On Feb. 25, patients and their families were filling up seats and waiting in the main lobby of Konkuk University Medical Center in Seoul.
Those who could not find a chair either had to stand at the back or find a spot on the second floor.
They were not there waiting to be treated at the hospital, but to take in a classical music performance by a special ensemble organized by Olympus Korea, the Korean company of the global camera and medical device maker.
Classical music has been known to be highly effective in helping patients, especially children, relax and feel less pain.
Many hospitals around the world use music therapy for such purposes and give hope to patients by inviting musicians to participate in healing efforts with their soothing music.
But it is rare for companies to come forward and actively fund and form an ensemble, and for hospitals, rather than well-known music venues, to perform classical music for patients and their families.
It was not about corporate imaging making, Olympus said, but using music to “shine a light of hope” on those undergoing difficult treatments.
“We hope that many people can experience music that has the power to heal, and find the opportunity to change their lives,” said Olympus Korea CEO Inadomi Katsuhiko.

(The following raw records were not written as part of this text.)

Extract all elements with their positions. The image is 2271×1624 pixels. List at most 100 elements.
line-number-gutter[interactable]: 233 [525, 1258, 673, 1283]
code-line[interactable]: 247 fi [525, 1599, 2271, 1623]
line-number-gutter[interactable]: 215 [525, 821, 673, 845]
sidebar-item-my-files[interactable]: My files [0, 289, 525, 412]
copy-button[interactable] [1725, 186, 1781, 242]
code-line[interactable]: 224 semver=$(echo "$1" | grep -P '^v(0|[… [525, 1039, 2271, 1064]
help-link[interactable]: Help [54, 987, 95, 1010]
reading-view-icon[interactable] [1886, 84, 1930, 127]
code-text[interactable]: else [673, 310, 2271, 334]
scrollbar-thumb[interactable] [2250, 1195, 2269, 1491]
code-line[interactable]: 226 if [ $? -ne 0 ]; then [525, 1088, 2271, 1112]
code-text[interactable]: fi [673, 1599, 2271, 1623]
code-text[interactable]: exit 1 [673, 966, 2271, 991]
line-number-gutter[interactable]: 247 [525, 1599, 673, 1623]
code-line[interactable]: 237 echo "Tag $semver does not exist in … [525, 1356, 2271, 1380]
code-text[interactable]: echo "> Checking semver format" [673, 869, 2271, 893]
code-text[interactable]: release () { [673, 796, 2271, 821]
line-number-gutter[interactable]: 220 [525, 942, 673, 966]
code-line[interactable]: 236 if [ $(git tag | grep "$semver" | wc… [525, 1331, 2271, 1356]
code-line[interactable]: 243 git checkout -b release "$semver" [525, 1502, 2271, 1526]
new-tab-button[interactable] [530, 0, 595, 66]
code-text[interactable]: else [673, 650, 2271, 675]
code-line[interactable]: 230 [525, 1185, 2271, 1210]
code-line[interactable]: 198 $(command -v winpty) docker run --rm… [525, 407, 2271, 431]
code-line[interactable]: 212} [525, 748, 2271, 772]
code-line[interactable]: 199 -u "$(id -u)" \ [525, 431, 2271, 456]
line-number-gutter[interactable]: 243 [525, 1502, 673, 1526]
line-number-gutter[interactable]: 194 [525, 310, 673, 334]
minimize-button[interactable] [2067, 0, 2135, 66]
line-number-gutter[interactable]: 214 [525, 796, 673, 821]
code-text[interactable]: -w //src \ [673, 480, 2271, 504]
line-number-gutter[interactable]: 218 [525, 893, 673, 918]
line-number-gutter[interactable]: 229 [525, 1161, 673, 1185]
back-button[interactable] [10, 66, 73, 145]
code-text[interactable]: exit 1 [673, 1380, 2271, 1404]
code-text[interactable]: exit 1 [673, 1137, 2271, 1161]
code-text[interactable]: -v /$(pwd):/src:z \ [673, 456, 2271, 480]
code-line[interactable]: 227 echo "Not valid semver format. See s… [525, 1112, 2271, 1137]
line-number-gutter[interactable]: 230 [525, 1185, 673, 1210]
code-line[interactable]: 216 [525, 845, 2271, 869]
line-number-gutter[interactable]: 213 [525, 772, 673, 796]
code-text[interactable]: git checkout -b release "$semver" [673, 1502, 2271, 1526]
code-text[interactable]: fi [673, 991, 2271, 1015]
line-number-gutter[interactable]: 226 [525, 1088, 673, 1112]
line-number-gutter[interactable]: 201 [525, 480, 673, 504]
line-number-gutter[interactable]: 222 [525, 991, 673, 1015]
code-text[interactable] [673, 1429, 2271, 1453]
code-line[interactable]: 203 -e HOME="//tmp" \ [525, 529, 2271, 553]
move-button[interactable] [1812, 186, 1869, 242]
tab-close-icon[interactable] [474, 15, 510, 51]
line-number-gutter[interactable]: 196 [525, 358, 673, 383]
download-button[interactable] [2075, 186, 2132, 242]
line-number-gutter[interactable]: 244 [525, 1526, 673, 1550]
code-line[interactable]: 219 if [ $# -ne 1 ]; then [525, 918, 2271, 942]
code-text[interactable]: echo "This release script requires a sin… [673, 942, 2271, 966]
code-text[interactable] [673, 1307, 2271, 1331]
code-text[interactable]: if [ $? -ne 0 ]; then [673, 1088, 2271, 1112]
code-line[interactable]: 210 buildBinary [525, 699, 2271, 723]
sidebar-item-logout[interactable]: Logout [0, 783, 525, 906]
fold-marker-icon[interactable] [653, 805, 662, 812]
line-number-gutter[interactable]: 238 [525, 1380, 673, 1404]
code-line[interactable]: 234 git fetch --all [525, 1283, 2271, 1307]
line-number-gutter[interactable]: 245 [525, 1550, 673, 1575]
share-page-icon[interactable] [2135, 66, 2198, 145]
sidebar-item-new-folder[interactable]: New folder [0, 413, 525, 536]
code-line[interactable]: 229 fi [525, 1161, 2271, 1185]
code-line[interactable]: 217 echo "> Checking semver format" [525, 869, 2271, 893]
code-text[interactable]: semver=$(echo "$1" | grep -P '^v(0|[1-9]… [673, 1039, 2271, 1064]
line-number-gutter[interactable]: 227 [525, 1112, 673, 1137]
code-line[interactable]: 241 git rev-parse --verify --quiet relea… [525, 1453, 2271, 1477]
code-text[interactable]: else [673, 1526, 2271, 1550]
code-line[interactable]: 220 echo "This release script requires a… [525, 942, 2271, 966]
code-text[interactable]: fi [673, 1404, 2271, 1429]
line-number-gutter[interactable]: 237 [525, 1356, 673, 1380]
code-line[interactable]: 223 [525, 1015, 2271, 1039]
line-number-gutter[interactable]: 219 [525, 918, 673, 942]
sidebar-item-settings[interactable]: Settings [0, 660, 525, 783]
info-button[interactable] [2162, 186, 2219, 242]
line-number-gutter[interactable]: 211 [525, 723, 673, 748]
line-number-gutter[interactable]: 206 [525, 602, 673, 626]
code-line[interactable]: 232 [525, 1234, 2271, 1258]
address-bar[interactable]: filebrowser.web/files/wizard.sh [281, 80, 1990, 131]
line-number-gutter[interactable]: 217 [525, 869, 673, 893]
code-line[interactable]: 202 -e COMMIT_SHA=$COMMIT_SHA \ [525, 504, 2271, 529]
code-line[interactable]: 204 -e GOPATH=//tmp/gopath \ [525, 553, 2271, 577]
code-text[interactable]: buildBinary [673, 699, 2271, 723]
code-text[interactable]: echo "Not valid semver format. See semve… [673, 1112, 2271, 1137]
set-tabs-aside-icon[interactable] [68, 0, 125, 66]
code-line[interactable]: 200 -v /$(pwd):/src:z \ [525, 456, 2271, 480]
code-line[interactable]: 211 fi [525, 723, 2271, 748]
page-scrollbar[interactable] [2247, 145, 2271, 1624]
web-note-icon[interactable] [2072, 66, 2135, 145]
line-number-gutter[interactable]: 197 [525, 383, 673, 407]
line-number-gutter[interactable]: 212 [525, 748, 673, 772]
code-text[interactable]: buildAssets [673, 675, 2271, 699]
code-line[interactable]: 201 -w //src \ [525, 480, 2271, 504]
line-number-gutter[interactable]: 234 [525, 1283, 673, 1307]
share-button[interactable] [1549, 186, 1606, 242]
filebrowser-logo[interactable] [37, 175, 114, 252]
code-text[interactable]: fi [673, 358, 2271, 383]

As part of Olympus Korea’s corporate cultural responsibility program, the company’s ensemble and clarinet players with developmental disorders performed various music ranging from Academy Award winner Ennio Morricone’s “Gabriel’s Oboe” from “The Mission” to “Por Una Cabeza” from “Scent of a Woman,” starring Al Pacino.
Olympus Korea began its music healing program at hospitals in 2012. It organized a concert at Seoul National University Children’s Hospital last year.
The company said its “healing show” will continue at Seoul St. Mary’s Hospital at The Catholic University of Korea on March 27.